If there’s anything that makes company leaders and representatives crabby, it’s Apple sucking 30% of the profits from their apps sold through the App Store. Evidently, Apple’s competitors have had quite enough because the rumor mill suggests an impending FTC investigation. However, as Jeff John Roberts points out, rumors of FTC investigation hardly indicate legal consequences for Apple, especially since they are neither a monopoly nor competition killers. For example, Spotify Premium, which is typically downloaded from the App Store for $12.99 per month, can be downloaded from Spotify’s website for $9.99 per month because the website version doesn’t have to contend with Apple’s 30% cut.
Following the launch of Apple Music, criticism has increased because the App store can sell its premium service (Apple Music has no free tier at the time of this writing, aside from Beats 1) for the standard $9.99, but other music streaming services must either increase their price to compensate for Apple’s cut or drastically reduce their profit margins, and reducing a profit margin is never the preferred move. What concerns the FTC is that Apple can use its App Store, which its competition is also very attached to, to sell competing apps for a price nearly impossible to match. Granted, the prices are the same if the customer spends a little time looking for the website, so Apple isn’t really harming the competition (not that the competition cares to admit it). This in mind, the FTC hasn’t brought charges yet, and they very well may not.

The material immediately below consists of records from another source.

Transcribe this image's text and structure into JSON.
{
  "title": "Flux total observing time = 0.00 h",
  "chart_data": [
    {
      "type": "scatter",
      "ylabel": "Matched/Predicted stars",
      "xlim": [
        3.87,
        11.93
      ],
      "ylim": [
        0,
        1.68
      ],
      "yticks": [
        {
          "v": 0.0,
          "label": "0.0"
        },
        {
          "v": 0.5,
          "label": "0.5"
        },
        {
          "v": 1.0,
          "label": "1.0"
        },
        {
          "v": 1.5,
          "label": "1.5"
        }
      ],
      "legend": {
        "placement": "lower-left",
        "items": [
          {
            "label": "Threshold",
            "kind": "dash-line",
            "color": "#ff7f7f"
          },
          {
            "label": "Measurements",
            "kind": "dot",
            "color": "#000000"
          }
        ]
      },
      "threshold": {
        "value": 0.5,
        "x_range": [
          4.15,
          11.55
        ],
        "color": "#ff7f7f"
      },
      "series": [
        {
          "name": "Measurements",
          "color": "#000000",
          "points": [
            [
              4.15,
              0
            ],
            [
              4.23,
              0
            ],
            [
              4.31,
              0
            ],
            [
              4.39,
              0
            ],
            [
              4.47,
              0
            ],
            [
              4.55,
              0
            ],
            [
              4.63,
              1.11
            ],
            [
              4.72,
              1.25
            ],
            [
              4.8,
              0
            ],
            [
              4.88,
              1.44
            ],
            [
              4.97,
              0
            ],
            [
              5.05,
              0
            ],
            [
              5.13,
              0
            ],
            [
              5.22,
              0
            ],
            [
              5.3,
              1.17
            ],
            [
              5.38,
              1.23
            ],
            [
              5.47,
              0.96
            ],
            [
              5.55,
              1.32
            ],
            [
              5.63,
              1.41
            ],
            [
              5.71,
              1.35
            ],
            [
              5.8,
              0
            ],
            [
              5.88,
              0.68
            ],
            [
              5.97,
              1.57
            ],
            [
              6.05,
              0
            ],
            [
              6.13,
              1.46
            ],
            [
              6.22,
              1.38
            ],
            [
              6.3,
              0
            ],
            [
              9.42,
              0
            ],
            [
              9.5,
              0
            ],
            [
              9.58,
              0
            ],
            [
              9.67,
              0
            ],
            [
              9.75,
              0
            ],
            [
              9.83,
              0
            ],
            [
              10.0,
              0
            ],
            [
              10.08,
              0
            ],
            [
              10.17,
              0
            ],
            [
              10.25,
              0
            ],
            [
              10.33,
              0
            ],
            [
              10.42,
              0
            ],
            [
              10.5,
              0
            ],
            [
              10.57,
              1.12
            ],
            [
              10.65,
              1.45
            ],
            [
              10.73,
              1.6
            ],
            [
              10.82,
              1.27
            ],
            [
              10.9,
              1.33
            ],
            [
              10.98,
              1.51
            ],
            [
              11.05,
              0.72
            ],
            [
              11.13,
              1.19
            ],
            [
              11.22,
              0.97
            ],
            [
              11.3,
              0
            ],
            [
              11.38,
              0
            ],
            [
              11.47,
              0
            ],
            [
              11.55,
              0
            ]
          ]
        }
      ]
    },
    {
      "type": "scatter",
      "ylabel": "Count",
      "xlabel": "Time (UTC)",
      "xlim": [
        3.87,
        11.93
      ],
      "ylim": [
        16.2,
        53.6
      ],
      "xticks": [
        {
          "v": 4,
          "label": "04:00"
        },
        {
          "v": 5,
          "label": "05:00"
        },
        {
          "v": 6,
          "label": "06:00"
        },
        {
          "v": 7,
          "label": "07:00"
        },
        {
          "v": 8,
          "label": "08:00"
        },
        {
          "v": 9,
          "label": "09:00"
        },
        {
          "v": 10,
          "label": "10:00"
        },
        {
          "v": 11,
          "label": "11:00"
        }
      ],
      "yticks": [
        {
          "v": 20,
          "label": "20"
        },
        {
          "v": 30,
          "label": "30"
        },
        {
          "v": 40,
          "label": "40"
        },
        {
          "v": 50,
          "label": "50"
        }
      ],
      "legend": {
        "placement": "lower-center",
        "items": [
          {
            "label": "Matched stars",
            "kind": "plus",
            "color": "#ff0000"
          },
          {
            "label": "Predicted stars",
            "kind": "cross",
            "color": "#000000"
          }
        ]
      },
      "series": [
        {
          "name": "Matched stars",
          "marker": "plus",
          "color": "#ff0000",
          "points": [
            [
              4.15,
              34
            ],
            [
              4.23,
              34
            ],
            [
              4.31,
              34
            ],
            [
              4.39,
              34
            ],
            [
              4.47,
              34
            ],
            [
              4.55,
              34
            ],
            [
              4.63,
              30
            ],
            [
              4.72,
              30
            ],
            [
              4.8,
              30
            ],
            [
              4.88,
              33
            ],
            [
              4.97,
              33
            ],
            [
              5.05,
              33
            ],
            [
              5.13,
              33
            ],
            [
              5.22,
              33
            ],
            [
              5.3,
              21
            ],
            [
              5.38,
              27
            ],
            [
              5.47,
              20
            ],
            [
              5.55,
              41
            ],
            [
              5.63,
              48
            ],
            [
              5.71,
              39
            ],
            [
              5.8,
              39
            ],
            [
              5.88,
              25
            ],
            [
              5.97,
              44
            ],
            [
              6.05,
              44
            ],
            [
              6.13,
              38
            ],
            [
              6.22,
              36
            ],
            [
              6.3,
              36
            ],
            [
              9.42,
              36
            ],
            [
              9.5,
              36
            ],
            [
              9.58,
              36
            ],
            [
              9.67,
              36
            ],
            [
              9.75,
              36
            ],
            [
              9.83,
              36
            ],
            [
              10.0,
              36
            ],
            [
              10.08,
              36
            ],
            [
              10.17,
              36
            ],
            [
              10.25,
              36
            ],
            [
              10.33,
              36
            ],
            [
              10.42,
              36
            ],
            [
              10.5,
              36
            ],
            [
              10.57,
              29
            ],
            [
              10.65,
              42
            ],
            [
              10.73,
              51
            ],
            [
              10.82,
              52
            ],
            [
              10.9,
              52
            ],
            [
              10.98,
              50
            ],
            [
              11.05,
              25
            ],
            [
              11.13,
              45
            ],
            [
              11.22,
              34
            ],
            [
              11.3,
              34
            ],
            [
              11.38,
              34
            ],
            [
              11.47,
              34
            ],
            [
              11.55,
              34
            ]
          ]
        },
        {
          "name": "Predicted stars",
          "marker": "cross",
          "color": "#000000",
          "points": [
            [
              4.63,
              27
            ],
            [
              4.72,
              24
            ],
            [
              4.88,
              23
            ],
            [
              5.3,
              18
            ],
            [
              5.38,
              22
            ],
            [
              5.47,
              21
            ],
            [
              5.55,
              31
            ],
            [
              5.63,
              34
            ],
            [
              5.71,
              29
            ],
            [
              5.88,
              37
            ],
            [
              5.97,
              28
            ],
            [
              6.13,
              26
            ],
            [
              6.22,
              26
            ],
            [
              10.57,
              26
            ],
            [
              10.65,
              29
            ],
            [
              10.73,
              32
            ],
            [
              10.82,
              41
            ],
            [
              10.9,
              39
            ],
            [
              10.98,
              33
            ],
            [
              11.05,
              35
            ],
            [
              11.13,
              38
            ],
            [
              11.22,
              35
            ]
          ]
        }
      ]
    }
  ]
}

On the other hand, The Verge reports that Apple’s rules do not permit companies to use the App Store to send users to the website where it would be cheaper. Many streaming services depend on the App Store to reach iPhone users, so they argue that they are being abused. In any case, whether guilty of monopolizing or just being obnoxious, Apple doesn’t look as though it’s worried about facing the music any time soon.